Em "A Ilha", Stuparich narra-nos a história de um homem muito doente que pede ao filho para deixar, por quinze dias, o seu lugar nas montanhas onde vive para que o acompanhe numa viagem, provavelmente a última, à ilha adriática onde nasceu. Será uma derradeira peregrinação. A meditação sobre a morte, que é uma essência da literatura triestina desses anos - note-se o recorrente tema da "doença" e do mal-estar existencial em Italo Svevo -, é nesta novela transformada num sentimento vital, essencial e positivo, sem aquela tensão maligna que sublinha e entroniza o seu lado obscuro. Há ao longo de toda a história como que um movimento em que, se por um lado a vida vai fugindo, por outro é como se fosse caminhando para uma qualquer plenitude necessária. A ilha, que funciona ao mesmo tempo como realidade e metáfora (que se vai construindo página a página) - conforme nota Elvio Guagnini no posfácio -, é um cenário para a melancolia e para a esperança das personagens. Mas um cenário que o autor transforma várias vezes, consoante lhe é necessário, para ilustrar os vários estados de espírito pelos quais os protagonistas vão passando: "A sóbria vegetação ao longo das costas rochosas e os alvos povoados à flor da água davam um quê de frescura e de encantamento àquela terra que emergia do mar." Ou então: "A ilha pareceu-lhe abandonada no meio de uma vastidão intransponível. Teve pela primeira vez a sensação estranha e angustiante de se encontrar numa solidão isolada de todo o convívio humano."

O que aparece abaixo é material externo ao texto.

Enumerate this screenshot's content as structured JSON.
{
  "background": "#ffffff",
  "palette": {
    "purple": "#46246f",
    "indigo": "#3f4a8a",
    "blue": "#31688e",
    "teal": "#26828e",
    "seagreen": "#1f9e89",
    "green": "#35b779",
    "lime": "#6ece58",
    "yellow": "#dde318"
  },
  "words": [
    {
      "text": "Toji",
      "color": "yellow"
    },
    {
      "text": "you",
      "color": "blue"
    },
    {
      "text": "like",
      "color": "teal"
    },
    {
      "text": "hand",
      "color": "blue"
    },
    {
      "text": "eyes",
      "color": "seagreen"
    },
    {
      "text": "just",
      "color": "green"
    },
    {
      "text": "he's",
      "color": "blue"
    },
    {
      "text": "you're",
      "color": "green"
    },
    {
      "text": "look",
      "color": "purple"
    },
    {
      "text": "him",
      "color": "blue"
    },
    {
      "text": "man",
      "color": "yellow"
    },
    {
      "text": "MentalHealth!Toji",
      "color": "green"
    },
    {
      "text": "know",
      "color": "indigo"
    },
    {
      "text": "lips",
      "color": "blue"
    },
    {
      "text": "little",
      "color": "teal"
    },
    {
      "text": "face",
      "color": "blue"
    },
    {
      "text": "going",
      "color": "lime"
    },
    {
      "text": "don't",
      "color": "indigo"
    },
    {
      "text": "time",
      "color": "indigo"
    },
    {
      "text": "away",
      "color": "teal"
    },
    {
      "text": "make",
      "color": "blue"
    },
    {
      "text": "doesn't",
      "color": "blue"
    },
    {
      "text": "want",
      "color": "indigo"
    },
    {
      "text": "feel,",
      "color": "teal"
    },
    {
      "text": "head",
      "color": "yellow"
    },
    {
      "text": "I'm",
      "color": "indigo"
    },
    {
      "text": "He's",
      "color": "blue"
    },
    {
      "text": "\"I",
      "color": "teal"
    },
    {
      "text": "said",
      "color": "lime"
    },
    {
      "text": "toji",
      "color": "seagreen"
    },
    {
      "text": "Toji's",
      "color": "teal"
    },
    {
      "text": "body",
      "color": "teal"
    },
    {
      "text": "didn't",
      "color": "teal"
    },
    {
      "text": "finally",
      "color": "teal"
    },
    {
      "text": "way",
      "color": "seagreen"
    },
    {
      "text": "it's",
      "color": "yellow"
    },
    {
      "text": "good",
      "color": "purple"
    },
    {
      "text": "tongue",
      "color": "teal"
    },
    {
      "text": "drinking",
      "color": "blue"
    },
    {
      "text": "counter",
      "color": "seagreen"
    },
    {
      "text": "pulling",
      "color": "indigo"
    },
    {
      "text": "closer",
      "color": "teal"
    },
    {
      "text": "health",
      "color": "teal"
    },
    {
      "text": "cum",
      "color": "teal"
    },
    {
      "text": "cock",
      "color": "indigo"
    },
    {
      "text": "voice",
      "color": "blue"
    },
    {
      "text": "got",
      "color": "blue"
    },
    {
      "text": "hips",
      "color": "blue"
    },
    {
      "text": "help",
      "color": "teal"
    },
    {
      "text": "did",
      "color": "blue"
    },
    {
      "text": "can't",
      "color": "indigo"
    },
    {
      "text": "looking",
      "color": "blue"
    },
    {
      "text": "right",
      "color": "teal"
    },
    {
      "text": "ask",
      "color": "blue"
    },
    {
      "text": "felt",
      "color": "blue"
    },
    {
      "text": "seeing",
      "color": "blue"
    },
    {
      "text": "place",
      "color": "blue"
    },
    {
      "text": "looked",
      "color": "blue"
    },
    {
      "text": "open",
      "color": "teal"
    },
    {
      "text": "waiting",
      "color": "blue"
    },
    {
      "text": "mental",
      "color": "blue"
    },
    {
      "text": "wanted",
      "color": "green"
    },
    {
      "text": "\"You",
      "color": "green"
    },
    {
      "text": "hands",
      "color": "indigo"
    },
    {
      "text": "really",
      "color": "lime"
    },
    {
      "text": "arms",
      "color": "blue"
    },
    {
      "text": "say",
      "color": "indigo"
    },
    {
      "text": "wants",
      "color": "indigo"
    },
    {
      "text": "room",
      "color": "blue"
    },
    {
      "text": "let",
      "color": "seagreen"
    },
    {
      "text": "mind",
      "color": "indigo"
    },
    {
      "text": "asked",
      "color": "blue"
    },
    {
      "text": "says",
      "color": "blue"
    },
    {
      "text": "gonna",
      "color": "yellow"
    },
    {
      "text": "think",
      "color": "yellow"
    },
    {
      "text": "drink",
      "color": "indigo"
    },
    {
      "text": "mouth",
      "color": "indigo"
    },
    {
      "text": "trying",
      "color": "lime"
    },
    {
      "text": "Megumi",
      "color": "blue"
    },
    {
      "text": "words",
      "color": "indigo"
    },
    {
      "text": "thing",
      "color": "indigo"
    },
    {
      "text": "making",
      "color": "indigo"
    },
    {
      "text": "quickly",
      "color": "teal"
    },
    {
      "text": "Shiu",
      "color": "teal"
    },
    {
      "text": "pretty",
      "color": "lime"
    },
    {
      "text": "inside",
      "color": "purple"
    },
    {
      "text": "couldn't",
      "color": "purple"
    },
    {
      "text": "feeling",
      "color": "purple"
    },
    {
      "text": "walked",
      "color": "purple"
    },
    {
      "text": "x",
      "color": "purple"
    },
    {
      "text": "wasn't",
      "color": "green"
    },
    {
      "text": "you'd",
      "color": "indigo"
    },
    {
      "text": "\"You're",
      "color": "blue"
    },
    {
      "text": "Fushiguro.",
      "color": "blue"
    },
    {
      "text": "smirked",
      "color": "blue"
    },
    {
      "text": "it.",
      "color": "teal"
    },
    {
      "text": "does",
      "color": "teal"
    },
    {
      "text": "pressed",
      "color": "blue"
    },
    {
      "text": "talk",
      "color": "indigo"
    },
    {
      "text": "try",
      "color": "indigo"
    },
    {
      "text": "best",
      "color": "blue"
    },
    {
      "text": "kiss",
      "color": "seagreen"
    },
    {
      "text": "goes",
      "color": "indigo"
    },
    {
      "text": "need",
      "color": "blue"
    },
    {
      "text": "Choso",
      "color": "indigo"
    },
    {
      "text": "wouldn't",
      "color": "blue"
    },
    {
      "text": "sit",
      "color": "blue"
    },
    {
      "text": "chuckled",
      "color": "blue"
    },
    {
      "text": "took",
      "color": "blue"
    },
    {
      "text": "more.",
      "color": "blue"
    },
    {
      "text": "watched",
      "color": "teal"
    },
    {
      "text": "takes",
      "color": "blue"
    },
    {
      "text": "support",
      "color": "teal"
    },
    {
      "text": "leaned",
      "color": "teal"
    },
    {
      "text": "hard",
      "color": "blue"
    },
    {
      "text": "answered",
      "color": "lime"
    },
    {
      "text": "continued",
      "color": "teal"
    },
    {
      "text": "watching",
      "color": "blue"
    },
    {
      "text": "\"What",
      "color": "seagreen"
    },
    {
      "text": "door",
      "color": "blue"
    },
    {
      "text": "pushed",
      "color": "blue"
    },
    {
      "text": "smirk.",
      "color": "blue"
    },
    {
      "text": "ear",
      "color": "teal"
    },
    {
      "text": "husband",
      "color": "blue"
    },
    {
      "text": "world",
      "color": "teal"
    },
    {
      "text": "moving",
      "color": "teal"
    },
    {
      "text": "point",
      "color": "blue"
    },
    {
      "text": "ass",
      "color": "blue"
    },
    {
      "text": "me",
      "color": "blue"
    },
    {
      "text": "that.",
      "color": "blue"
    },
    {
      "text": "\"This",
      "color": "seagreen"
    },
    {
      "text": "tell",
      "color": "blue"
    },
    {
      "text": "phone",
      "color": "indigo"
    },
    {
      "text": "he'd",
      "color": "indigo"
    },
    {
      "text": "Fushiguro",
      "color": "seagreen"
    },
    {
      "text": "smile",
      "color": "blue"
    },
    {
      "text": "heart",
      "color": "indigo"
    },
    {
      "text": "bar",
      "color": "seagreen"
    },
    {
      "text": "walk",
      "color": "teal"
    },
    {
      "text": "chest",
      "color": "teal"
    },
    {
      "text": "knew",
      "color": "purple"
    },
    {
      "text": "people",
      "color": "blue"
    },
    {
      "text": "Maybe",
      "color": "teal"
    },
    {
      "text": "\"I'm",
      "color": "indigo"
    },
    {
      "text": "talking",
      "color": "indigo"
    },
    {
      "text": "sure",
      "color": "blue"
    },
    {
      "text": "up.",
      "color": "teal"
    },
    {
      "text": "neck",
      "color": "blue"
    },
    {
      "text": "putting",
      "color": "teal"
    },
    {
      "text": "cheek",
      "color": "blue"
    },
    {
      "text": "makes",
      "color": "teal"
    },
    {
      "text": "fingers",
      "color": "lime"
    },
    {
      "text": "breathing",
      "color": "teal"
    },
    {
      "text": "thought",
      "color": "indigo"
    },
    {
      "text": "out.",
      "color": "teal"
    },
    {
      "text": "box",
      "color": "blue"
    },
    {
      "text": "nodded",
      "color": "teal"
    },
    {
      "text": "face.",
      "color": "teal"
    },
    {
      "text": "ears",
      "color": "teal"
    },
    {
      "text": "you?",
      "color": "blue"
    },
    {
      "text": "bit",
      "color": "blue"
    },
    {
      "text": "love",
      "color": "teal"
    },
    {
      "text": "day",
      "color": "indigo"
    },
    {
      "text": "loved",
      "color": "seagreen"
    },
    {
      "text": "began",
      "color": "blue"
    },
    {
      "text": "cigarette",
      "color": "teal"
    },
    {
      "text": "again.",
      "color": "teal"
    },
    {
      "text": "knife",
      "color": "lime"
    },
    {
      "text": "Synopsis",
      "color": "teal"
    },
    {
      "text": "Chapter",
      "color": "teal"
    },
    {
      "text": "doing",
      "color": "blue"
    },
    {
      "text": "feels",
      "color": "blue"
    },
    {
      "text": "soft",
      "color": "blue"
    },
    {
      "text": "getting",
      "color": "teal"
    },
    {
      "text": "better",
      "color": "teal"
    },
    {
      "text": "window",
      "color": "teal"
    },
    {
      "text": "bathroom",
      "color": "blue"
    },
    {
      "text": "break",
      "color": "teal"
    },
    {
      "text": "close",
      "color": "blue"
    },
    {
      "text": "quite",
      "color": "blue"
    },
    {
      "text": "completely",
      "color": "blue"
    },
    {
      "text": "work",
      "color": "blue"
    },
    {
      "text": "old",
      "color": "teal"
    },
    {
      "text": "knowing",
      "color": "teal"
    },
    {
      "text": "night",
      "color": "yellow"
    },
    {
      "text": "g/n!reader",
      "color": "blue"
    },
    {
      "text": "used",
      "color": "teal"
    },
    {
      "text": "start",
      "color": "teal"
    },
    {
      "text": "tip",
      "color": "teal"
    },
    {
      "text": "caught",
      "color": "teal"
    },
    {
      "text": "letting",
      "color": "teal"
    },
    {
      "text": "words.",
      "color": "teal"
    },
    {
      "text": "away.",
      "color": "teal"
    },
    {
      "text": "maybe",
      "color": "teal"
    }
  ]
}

São vários os aspectos que fascinam o leitor deste texto curto (e que talvez tenham levado Enrique Vila-Matas, num texto recente publicado no jornal "El País", a escrever que este "é um livro perfeito, uma obra-prima"): a capacidade de síntese poética de Stuparich para nos dar a conhecer os estranhos, e por vezes contraditórios, sentimentos que atravessam a mente dos dois protagonistas; a serenidade que vai crescendo debaixo daquela luz desapiedada e agreste que envolve a ilha em cintilantes tons de azul; a fluidez dos gestos e dos olhares dos dois homens apesar das reflexões, por vezes cruas, sobre os grandes temas existenciais; mas sobretudo a aparente simplicidade da escrita, elementar, límpida e despojada.
Esta é uma história que fica na memória, um livro para ler e tornar a ler.